There is no question that Johnson — a deeply racist, inflexible political leader — lacked Lincoln's qualities of greatness. But as the historian Michael Perman showed many years ago in "Reunion Without Compromise," it is a serious mistake to exaggerate the spirit of acquiescence in the white South in 1865. Egerton's own evidence of sweeping violence against the freed people suggests that the failure of Reconstruction cannot wholly be blamed on Johnson. Moreover, his account directs attention away from the North's own retreat from the ideal of equality.

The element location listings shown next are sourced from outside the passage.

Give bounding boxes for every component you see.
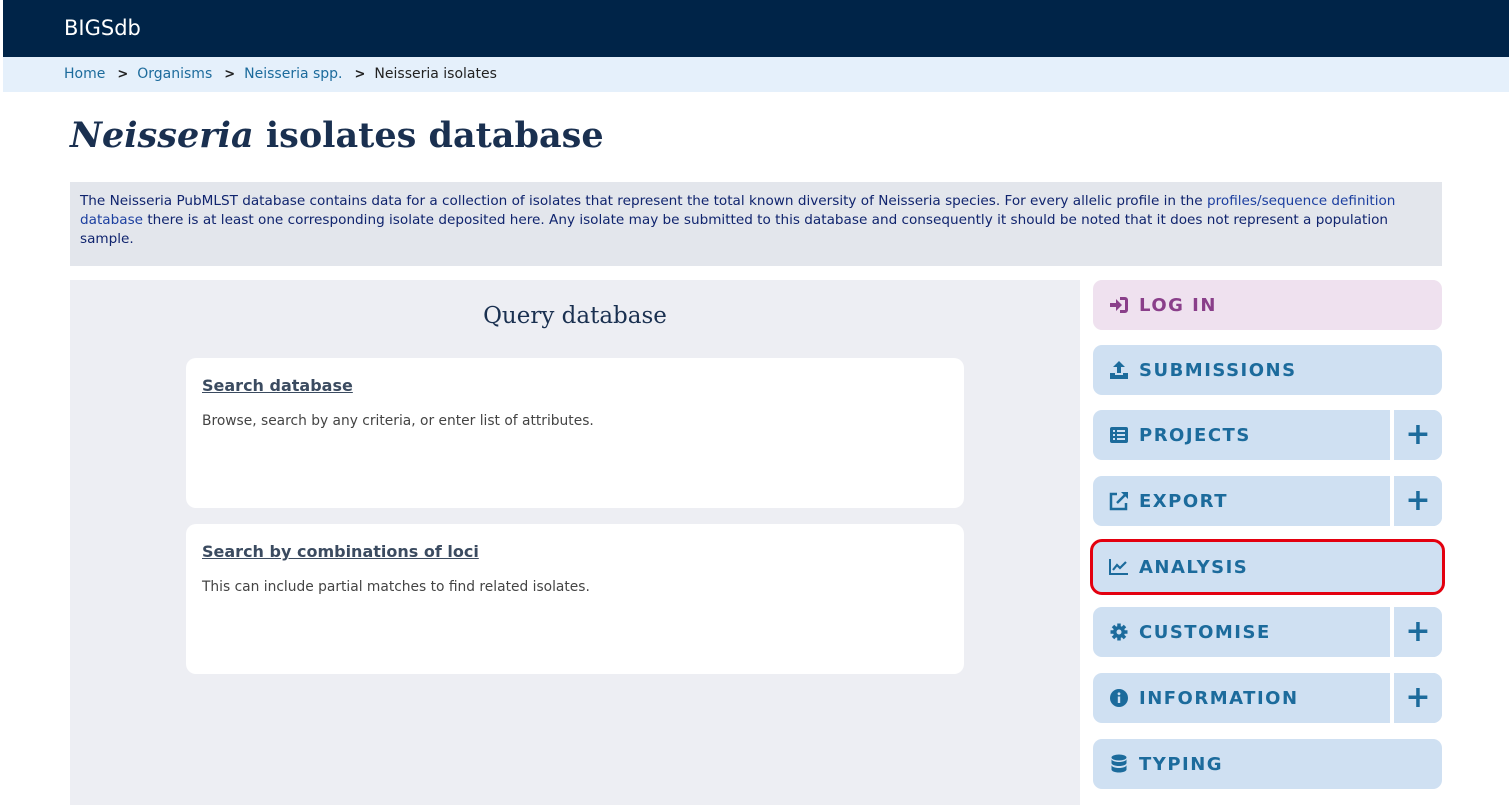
export-label: EXPORT <box>1139 490 1228 512</box>
export-button[interactable]: EXPORT + <box>1093 476 1442 526</box>
page-title: Neisseria isolates database <box>70 115 604 156</box>
description-text-end: there is at least one corresponding isol… <box>80 212 1389 247</box>
gear-icon <box>1109 622 1129 642</box>
customise-label: CUSTOMISE <box>1139 621 1271 643</box>
description-text: The Neisseria PubMLST database contains … <box>80 193 1207 209</box>
loci-search-desc: This can include partial matches to find… <box>202 579 590 595</box>
loci-search-link[interactable]: Search by combinations of loci <box>202 542 479 561</box>
page-title-rest: isolates database <box>253 115 604 156</box>
page-title-genus: Neisseria <box>70 115 254 156</box>
search-database-card: Search database Browse, search by any cr… <box>186 358 964 508</box>
customise-expand-button[interactable]: + <box>1390 607 1442 657</box>
breadcrumb-organisms[interactable]: Organisms <box>137 66 212 82</box>
list-icon <box>1109 425 1129 445</box>
breadcrumb-neisseria[interactable]: Neisseria spp. <box>244 66 342 82</box>
info-icon <box>1109 688 1129 708</box>
query-heading: Query database <box>483 303 667 329</box>
analysis-button[interactable]: ANALYSIS <box>1090 539 1445 595</box>
information-button[interactable]: INFORMATION + <box>1093 673 1442 723</box>
analysis-label: ANALYSIS <box>1139 556 1249 578</box>
projects-label: PROJECTS <box>1139 424 1251 446</box>
information-label: INFORMATION <box>1139 687 1299 709</box>
login-button[interactable]: LOG IN <box>1093 280 1442 330</box>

Egerton makes the valuable point that speaking simply of the failure of Reconstruction ignores the era's accomplishments, including "spectacular gains" in black literacy and the success of some former slaves in acquiring land. Nonetheless, the abandonment of Reconstruction was a disaster not only for black America but also for the national commitment to democracy. It was followed by "a new campaign in the wars of Reconstruction," this one over history. Through the writings of some historians and in films like "The Birth of a Nation" and "Gone With the Wind," a deeply racist image of Reconstruction achieved widespread circulation. Its alleged horrors became justifications for the disenfranchisement of black Southern voters. Internationally, although Egerton does not make this point, Reconstruction's "failure" was invoked in places as far-flung as Australia and South Africa to demonstrate the incapacity of nonwhite people for self-government.
"The Wars of Reconstruction" ends with the recent controversy about erecting a monument to Denmark Vesey in Charleston, S.C., where he plotted a slave insurrection. Egerton might have reflected more fully on the abysmal state of Reconstruction itself in public history. Of the National Park Service's hundreds of historical sites, only the Andrew Johnson Homestead in Tennessee deals centrally with Reconstruction (in what can charitably be called a dated manner). Monuments to Confederate heroes, including leaders of the Ku Klux Klan, dot the Southern landscape, but virtually none to black officials of Reconstruction. It took South Carolina until 1998 to install a portrait of the black justice Jonathan J. Wright in its Supreme Court building, alongside likenesses of the other members of the court in the state's history.
The Denmark Vesey monument remains unfinished. So, in many ways, does Reconstruction.